Escape From Tactical Hell

[looking at the Grand Canyon, you learn] The most important lesson of Darwinism: Weak forces, operating over long periods of time, create large and dramatic change.
—Jerry Coyne, Why Evolution Is True

When frustrated, I often think I need a different attitude or more energy in pursuing my goals. This is a mistake. What yields results for me is endurance, planning for the long term. This best course of action is also the most difficult. It's far too easy, too human, to be distracted by the present irritations.  Television and the internet feed this short, nervous attention span by setting off emotional firecrackers, describing every momentary event as a cataclysm. Our instinct for self-preservation keeps us glued to the screen, while summer passes away and we get old.  

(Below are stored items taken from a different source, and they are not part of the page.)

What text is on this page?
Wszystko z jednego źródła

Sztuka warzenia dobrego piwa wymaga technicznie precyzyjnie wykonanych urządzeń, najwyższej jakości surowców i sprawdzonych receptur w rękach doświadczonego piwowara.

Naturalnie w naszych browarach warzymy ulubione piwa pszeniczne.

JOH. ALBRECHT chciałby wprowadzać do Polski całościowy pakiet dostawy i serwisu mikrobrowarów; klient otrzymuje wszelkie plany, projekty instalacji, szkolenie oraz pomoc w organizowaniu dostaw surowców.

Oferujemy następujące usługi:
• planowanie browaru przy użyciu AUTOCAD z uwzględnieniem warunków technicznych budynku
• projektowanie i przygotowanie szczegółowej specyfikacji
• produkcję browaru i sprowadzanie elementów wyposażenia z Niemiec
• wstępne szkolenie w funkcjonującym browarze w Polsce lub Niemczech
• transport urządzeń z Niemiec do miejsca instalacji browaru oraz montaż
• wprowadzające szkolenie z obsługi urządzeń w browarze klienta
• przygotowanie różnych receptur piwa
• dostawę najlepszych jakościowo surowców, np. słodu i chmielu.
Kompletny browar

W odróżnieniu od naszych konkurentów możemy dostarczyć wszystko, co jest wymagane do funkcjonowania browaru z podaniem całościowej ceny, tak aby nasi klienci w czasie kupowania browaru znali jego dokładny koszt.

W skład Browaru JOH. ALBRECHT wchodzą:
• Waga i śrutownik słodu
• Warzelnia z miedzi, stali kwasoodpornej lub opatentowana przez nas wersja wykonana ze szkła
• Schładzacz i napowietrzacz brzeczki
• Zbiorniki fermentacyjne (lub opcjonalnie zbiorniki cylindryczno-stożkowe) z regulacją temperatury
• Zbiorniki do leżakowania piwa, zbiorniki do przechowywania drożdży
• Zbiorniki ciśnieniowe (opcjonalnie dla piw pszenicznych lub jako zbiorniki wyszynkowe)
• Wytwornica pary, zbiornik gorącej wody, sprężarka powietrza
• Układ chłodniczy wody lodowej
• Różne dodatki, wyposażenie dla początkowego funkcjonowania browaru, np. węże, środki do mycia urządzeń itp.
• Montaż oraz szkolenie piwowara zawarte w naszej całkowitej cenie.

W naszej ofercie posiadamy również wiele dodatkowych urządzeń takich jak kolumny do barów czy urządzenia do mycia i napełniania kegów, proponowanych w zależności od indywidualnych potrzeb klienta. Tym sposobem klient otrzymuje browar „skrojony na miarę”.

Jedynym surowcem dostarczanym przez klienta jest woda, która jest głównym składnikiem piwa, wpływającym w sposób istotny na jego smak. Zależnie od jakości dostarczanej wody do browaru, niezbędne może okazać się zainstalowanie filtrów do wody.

In contrast, consider this story: Directly after Japan's catastrophic defeat in World War II, a group of business executives met to plan the future of their company. John W. Dower  in his book, Embracing Defeat, records their approach: We must make a one hundred year plan, and not be disturbed by the difficulties of the moment.  On that basis, these leaders built up a ruined land into the second largest economy on earth.

Wired Magazine published a wonderful article in their December, 2001 issue on Jeff Bezos of Amazon.  He says:

Our first shareholder letter, in 1997, was entitled, “It’s all about the long term.” If everything you do needs to work on a three-year time horizon, then you’re competing against a lot of people. But if you’re willing to invest on a seven-year time horizon, you’re now competing against a fraction of those people, because very few companies are willing to do that. Just by lengthening the time horizon, you can engage in endeavors that you could never otherwise pursue. . . . In some cases, things are inevitable. The hard part is that you don’t know how long it might take, but you know it will happen if you’re patient enough. Ebooks had to happen. Infrastructure web services had to happen. So you can do these things with conviction if you are long-term-oriented and patient.

My hero, Robert Greene expounds further on this topic:

According to the cosmology of the ancient Greeks, the gods were thought to have complete vision into the future. They saw everything to come, right down to the intricate details. Men, on the other hand, were seen as victims of fate, trapped in the moment and their emotions, unable to see beyond immediate dangers. Those heroes, such as Odysseus, who were able to look beyond the present and plan several steps ahead, seemed to defy fate, to approximate the gods in their ability to determine the future. The comparison is still valid—those among us who think further ahead and patiently bring their plans to fruition seem to have a godlike power. 

Because most people are too imprisoned in the moment to plan with this kind of foresight, the ability to ignore immediate dangers and pleasures translates into power. It is the power of being able to overcome the natural human tendency to react to things as they happen, and instead to train oneself to step back, imagining the larger things taking shape beyond one’s immediate vision. Most people believe that they are in fact aware of the future, that they are planning and thinking ahead. They are usually deluded: What they are really doing is succumbing to their desires, to what they want the future to be. Their plans are vague, on their imaginations rather than their reality. They may believe they are thinking all the way to the end, but they are really only focusing on the happy ending, and deluding themselves by the strength of their desire. —The 48 Laws of Power

Long term planning is no more natural for me than for anyone else. Fortunately, circumstances force me to stretch my timeline, almost every day. I'm working on two projects that have been going for more than four years. I'm also helping to raise a child, an effort that has no identifiable endpoint. Take heart, fellow travelers. Keep to your path.